An hour later, Mariana sat on the sitting-room floor, her eyes closing, while the little servant massaged oil into her scalp with gentle, scarred fingers.

She imagined her family in Sussex, her mother cutting flowers in the vicarage garden, her father in his study, poring over his battle maps with their rows of neatly drawn artillery and dotted lines. If she married in Afghanistan, she might never see them again.

Where was Fitzgerald now? Was he skating with his fellow officers on the frozen Kabul River? Was he training his men, having them fire practice shots at distant targets outside the city? Whatever else Mariana's blond lieutenant was doing, he might also be waiting for her. After all, there were very few Englishwomen in Kabul, and all were married. Tainted by her history or not, she was all he could have.

“And now, Bibi, we must move there, so I can see to thread your eyebrows.” The servant girl nodded toward a string bed under one of the verandah windows.

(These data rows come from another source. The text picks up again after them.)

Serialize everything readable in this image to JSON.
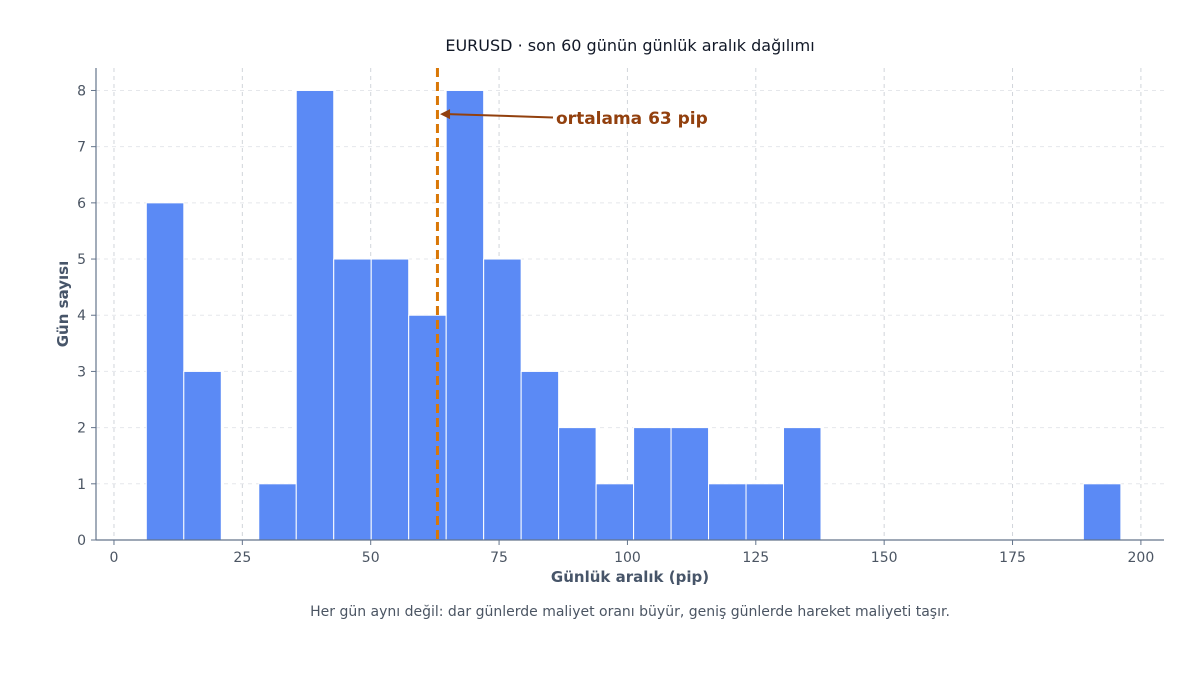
{
  "chart_data": {
    "type": "bar",
    "title": "EURUSD · son 60 günün günlük aralık dağılımı",
    "xlabel": "Günlük aralık (pip)",
    "ylabel": "Gün sayısı",
    "caption": "Her gün aynı değil: dar günlerde maliyet oranı büyür, geniş günlerde hareket maliyeti taşır.",
    "xlim": [
      -3.5,
      204.5
    ],
    "ylim": [
      0,
      8.4
    ],
    "x_ticks": [
      0,
      25,
      50,
      75,
      100,
      125,
      150,
      175,
      200
    ],
    "y_ticks": [
      0,
      1,
      2,
      3,
      4,
      5,
      6,
      7,
      8
    ],
    "grid": true,
    "bins": [
      {
        "x0": 6.3,
        "x1": 13.6,
        "count": 6
      },
      {
        "x0": 13.6,
        "x1": 20.9,
        "count": 3
      },
      {
        "x0": 20.9,
        "x1": 28.2,
        "count": 0
      },
      {
        "x0": 28.2,
        "x1": 35.5,
        "count": 1
      },
      {
        "x0": 35.5,
        "x1": 42.8,
        "count": 8
      },
      {
        "x0": 42.8,
        "x1": 50.1,
        "count": 5
      },
      {
        "x0": 50.1,
        "x1": 57.4,
        "count": 5
      },
      {
        "x0": 57.4,
        "x1": 64.7,
        "count": 4
      },
      {
        "x0": 64.7,
        "x1": 72.0,
        "count": 8
      },
      {
        "x0": 72.0,
        "x1": 79.3,
        "count": 5
      },
      {
        "x0": 79.3,
        "x1": 86.6,
        "count": 3
      },
      {
        "x0": 86.6,
        "x1": 93.9,
        "count": 2
      },
      {
        "x0": 93.9,
        "x1": 101.2,
        "count": 1
      },
      {
        "x0": 101.2,
        "x1": 108.5,
        "count": 2
      },
      {
        "x0": 108.5,
        "x1": 115.8,
        "count": 2
      },
      {
        "x0": 115.8,
        "x1": 123.1,
        "count": 1
      },
      {
        "x0": 123.1,
        "x1": 130.4,
        "count": 1
      },
      {
        "x0": 130.4,
        "x1": 137.7,
        "count": 2
      },
      {
        "x0": 137.7,
        "x1": 145.0,
        "count": 0
      },
      {
        "x0": 145.0,
        "x1": 152.3,
        "count": 0
      },
      {
        "x0": 152.3,
        "x1": 159.6,
        "count": 0
      },
      {
        "x0": 159.6,
        "x1": 166.9,
        "count": 0
      },
      {
        "x0": 166.9,
        "x1": 174.2,
        "count": 0
      },
      {
        "x0": 174.2,
        "x1": 181.5,
        "count": 0
      },
      {
        "x0": 181.5,
        "x1": 188.8,
        "count": 0
      },
      {
        "x0": 188.8,
        "x1": 196.1,
        "count": 1
      }
    ],
    "mean": {
      "value": 63,
      "label": "ortalama 63 pip",
      "arrow_from": {
        "x": 85.5,
        "y": 7.52
      },
      "arrow_to": {
        "x": 63.5,
        "y": 7.58
      }
    },
    "colors": {
      "bar": "#5b8af5",
      "bar_edge": "#ffffff",
      "mean_line": "#d97706",
      "annotation": "#92400e",
      "axis": "#64748b",
      "grid": "#d1d5db"
    }
  }
}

Trying not to wince with pain as the girl pulled hair from one of her eyebrows with a twisted string, Mariana imagined Lady Macnaghten's face when she reappeared, newly beautified, at Shalimar. Of course there would be the difficulty of maintaining her carefully cultivated looks after they began to wear off, but who knew, perhaps Lady Macnaghten might lend her one of the quiet women from time to time.

The elderly maidservant who had brought the lunch trays puffed her way up the stairs. “Hassan Sahib has arrived,” she panted, gesturing for Mariana to get up. “He is coming upstairs any moment to meet with Mariam Bibi. He is only here for a short time.”

Mariana sat up, dislodging the girl's hands.
“Now?
But I cannot see Hassan now!”

Where was Safiya Sultana? Where was everyone else? Mariana looked about her for aid, but apart from the girl and the elderly maidservant, there was no one in the verandah but a very old lady who sat dozing against the wall. No sounds of conversation came from the sitting room.

“But my hair is covered in oil, and you have done only one of my eyebrows, and—”

“It is too late to worry about such things,” wheezed the old servant. “You must change your clothes and conceal your hair. Go, Akhtar,” she ordered the girl. “Bring fresh clothes for Mariam Bibi to wear. And find her another shawl. She cannot wear that yellow
jamawar.
She may get oil on it.”

She turned back to Mariana. “I will tie your hair into a knot at your neck. You can cover it with your veil.”

Clutching her new clothes, Mariana hurried to her own room. She pulled a brown shirt over her head, careful not to disturb the oily bun at the back of her neck, and tied on new brown trousers. After wrapping her veil over her head and shoulders as she had seen the ladies do, she emerged from her room.

Uncertain what to do next, she looked about her. Both servants pointed in unison to a small room near the stairway. Through its open doorway she could see a man's knee, and a hand resting on it.